A "poll of polls" by John Curtice, professor of politics at Strathclyde University, shows that Labour is narrowly ahead of the Tories, and on course to retain power at the next election despite the Tory recovery under David Cameron.

Until now, it has been assumed that the turmoil in the Liberal Democrats since the resignation of Charles Kennedy would mainly benefit the Tories. The Cabinet was told this month that two out of three voters deserting the Liberal Democrats are switching to the Tories, and Labour fears a third party collapse could severely harm its prospects at the next election.

The weighted average of this month's polls by ICM, MORI, ICM and Populus puts Labour on 39 per cent (up four points on last month), the Tories on 38 per cent (up one point) and the Liberal Democrats on 16 per cent (down four points).

That would give Labour 354 MPs and the Tories 235. The number of Liberal Democrat MPs would more than halve from 62 to 29. Labour would enjoy an overall majority of 52 - although proposed changes to constituency boundaries could reduce that.

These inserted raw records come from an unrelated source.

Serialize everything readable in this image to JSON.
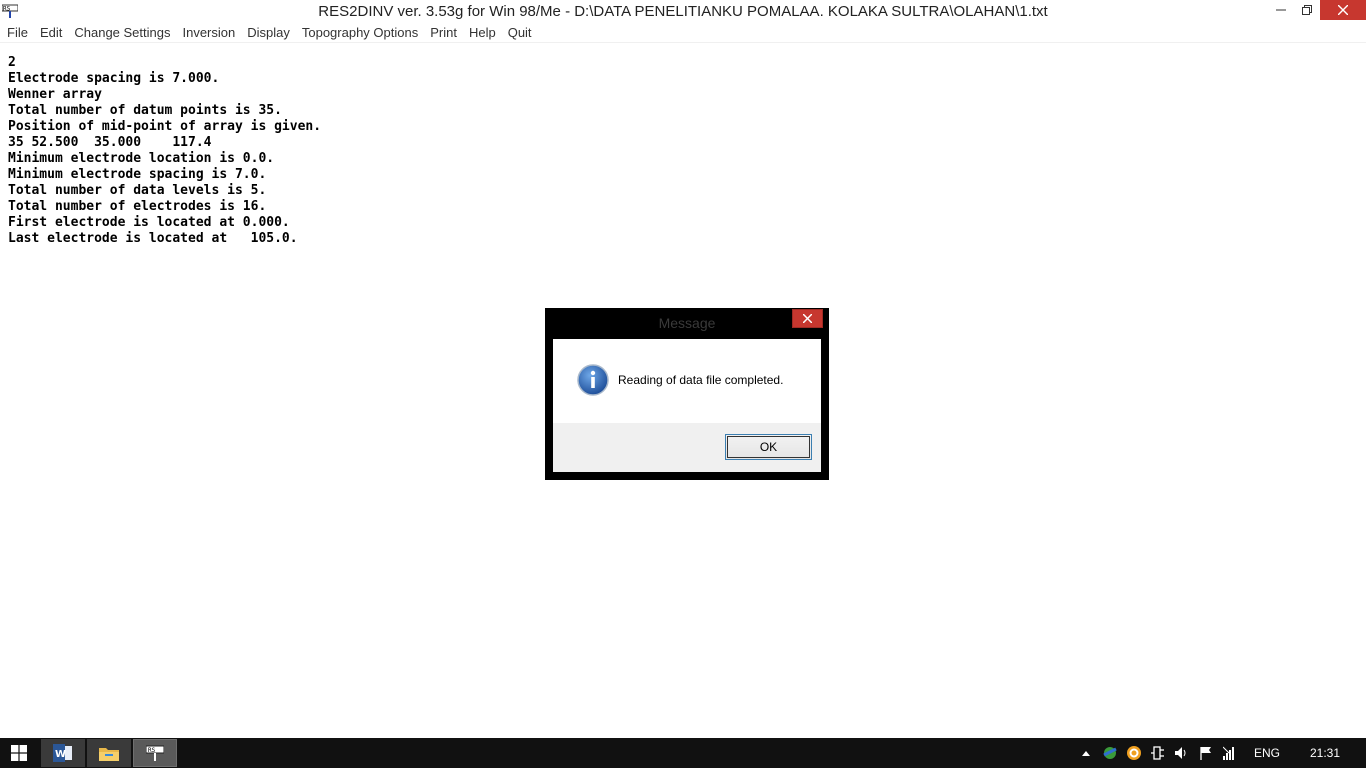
{
  "window": {
    "title": "RES2DINV ver. 3.53g for Win 98/Me - D:\\DATA PENELITIANKU POMALAA. KOLAKA SULTRA\\OLAHAN\\1.txt",
    "app_icon": "res2dinv-icon"
  },
  "menu": {
    "items": [
      {
        "label": "File"
      },
      {
        "label": "Edit"
      },
      {
        "label": "Change Settings"
      },
      {
        "label": "Inversion"
      },
      {
        "label": "Display"
      },
      {
        "label": "Topography Options"
      },
      {
        "label": "Print"
      },
      {
        "label": "Help"
      },
      {
        "label": "Quit"
      }
    ]
  },
  "content": {
    "lines": [
      "2",
      "Electrode spacing is 7.000.",
      "Wenner array",
      "Total number of datum points is 35.",
      "Position of mid-point of array is given.",
      "35 52.500  35.000    117.4",
      "Minimum electrode location is 0.0.",
      "Minimum electrode spacing is 7.0.",
      "Total number of data levels is 5.",
      "Total number of electrodes is 16.",
      "First electrode is located at 0.000.",
      "Last electrode is located at   105.0."
    ]
  },
  "dialog": {
    "title": "Message",
    "message": "Reading of data file completed.",
    "ok_label": "OK",
    "icon": "info-icon"
  },
  "taskbar": {
    "apps": [
      {
        "name": "word-icon"
      },
      {
        "name": "file-explorer-icon"
      },
      {
        "name": "res2dinv-icon",
        "active": true
      }
    ],
    "language": "ENG",
    "clock": "21:31"
  },
  "colors": {
    "close_red": "#c7372f",
    "taskbar_bg": "#111111",
    "info_blue": "#1f5fb0"
  }
}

Professor Curtice said the fall in Liberal Democrat support could help Tony Blair to survive the local elections in May without demands from his own party that he should stand down, rather than allow Mr Cameron to demonstrate his electoral power.

He said: "The Lib Dems have managed to do far more damage to themselves than David Cameron was ever able to inflict on them. The principal beneficiaries of the Lib Dem fall since Christmas are Labour, not the Conservatives. This has enabled Labour to restore its share to what it was before Cameron was leader."

"The story of December was that the election of Cameron hurt Blair, while the lesson of January is that the fall of Kennedy has helped Blair."

Professor Curtice said the conventional wisdom at Westminster that Mr Cameron was hurting the Liberal Democrats, and that their problems were good news for the Tories "does not fit the facts". Labour now profits from a decline in the third party's vote, as well as the Tories, because the Liberal Democrats made advances in Labour territory at last year's general election, he said. The latest "poll of polls" would allow the Tories to capture 20 Liberal Democrat-held seats but Labour would win another 12 of them.

Professor Curtice said it was no surprise that Labour appeared to be the main beneficiary of the Liberal Democrats' decline. Data from the 2005 British Election Study shows that for every vote the Liberal Democrats gained from the Tories last year, they gained three from Labour.

"So, if those last in are most likely to be first out, and deserters are most likely to return to their party of origin, then we should expect a decline in the Lib Dem vote to be of more benefit to Labour than the Conservatives," he said.

An ICM poll in TheSunday Telegraph showed that 39 per cent of Liberal Democrat supporters believed the party would be better off with Mr Kennedy as leader. But 47 per cent thought it would be better to have a new leader.

The survey, which gave the Tories a one-point lead over Labour, found that the recent scandals in the Liberal Democrats had made 16 per cent of voters less likely to back the party, 2 per cent more likely while 80 per cent said they had made no difference.

There was good news for the Liberal Democrats when Sir Cyril Townsend, a former Tory MP, announced he had defected to them. He is supporting Sir Menzies Campbell's bid to succeed Mr Kennedy.

Sir Cyril, the MP for Bexleyheath from 1974 to 1997, said: "David Cameron was the author of Michael Howard's illiberal manifesto just last May. If he believed what he wrote then, how can he believe what he says now?